Curiosamente, o filme se conecta assustadoramente com o recente período de isolamento social por conta da COVID e traz algumas lembranças amargas de lidar, mas, por outro lado, logo se mostra maior e mais bizarro que isso, desde avistamentos de animais misteriosos até ruídos estranhos à distância. Durante essa preparação, Esmail e o diretor de fotografia Tod Campbell criam uma sensação de diversão sinistra com a maneira como balançam a câmera pelo espaço da casa. Eles criam perigo e impulso à medida que os incidentes ostentosos nas proximidades se acumulam, deixando o espectador ainda mais confuso, mas de uma forma boa. Não espere respostas fáceis e simples pois este não é o tipo de filme.
Nos seus melhores momentos, o filme se transforma em um thriller focado sobre a melhor forma de manter os entes queridos seguros, um tema recorrente em obras desse gênero. Muito semelhante à filmes como Rua Cloverfield, 10 e o recente Batem à Porta, e séries como Black Mirror, o dilema salvar minha família x deixar o lado humano para trás assume o tela e, por vezes, funciona muito por conta da química excelente do elenco, especialmente entre Julia Roberts e Mahershala Ali.
As performances (de todos!) são brilhantes, fluem naturalmente, um prazer de se assistir. A última cena do filme, envolvendo a jovem Farrah Mackenzie, é fantástica e faz uma perfeita conexão da série Friends (amplamente mencionada ao longo do filme) com o conforto desesperador do fim.
Veredito
O Mundo Depois de Nós é um filme de terror para os anos 2020, o tipo de filme que desencadeia conversas acaloradas após a sessão e esta é parte da magia do cinema. A obra antecipa o pavor e a paranóia global que enfrentamos e prova a engenhosidade narrativa de Sam Esmail e sua capacidade de conduzir um filme intenso, envolvente e bizarro do começo ao fim, destemido em explorar a desesperança e o medo provocado pela desinformação dos tempos atuais. Entre pandemia e guerras, talvez o maior mal que vivemos seja ter que lidar com o fato de que somos nós o nosso próprio apocalipse.

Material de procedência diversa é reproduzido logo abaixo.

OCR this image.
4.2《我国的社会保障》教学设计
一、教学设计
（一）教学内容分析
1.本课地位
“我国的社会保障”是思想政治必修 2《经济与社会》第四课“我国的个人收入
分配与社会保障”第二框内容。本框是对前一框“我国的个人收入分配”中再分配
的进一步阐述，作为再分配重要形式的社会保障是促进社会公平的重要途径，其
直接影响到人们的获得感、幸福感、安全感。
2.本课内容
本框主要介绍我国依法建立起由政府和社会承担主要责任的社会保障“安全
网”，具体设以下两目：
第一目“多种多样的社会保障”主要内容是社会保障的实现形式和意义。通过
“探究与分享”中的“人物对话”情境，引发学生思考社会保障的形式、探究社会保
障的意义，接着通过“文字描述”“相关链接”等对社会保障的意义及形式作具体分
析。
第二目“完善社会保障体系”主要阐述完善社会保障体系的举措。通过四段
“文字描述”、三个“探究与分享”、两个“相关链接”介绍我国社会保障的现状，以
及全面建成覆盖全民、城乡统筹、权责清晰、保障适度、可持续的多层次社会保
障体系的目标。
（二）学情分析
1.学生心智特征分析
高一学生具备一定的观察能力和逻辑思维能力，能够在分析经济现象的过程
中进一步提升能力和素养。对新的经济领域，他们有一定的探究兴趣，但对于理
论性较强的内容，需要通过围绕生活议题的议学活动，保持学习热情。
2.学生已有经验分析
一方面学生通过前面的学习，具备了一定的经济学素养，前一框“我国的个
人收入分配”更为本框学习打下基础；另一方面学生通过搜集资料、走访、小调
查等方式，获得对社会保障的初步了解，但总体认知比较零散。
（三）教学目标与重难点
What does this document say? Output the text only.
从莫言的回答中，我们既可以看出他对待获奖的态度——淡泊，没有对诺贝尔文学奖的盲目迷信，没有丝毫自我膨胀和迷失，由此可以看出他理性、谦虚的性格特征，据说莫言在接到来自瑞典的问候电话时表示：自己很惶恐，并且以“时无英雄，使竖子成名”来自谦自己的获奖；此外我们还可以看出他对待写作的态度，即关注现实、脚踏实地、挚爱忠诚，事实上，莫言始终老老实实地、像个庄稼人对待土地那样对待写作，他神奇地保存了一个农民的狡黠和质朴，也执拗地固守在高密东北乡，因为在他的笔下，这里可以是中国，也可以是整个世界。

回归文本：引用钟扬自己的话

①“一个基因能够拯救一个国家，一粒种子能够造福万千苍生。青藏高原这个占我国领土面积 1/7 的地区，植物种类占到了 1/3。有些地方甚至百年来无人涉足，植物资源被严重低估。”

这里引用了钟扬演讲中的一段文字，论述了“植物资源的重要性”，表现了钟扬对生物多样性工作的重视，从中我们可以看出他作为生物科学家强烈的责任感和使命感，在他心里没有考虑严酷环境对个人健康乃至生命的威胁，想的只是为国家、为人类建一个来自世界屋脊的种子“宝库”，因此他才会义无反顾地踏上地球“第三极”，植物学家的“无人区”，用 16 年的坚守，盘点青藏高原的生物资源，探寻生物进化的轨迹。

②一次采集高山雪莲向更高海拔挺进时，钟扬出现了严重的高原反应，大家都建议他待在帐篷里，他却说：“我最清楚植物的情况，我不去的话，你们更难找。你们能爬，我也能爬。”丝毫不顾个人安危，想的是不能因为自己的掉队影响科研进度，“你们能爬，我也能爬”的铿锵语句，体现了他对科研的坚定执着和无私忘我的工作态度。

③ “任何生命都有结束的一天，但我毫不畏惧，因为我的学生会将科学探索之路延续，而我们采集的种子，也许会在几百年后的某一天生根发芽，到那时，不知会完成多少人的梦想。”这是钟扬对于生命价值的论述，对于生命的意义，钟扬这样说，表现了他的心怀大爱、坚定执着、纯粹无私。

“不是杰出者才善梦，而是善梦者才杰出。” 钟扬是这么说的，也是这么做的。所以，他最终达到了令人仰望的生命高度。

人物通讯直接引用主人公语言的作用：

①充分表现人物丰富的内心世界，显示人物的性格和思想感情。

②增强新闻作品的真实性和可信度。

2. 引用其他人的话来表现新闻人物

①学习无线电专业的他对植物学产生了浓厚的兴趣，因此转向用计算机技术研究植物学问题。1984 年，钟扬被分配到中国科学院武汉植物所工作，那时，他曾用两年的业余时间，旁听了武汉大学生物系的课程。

Confrontar a verdade machuca e o roteiro faz isso com a delicadeza de tirar um curativo de um machucado infeccionado. O mistério aumenta lentamente até o final arrepiante e cínico, que serve de palco para o elenco espetacular brilhar a cada frase de efeito dita e cada enigma dissolvido ao longo da narrativa aflitiva. Em um ano fraquíssimo para a Netflix, ao menos nos últimos dias a gigante do streaming entrega seu melhor filme recente, um suspense magistral, com uma boa dose de comentários sociais e que nos faz refletir sobre como seria o mundo sem nós.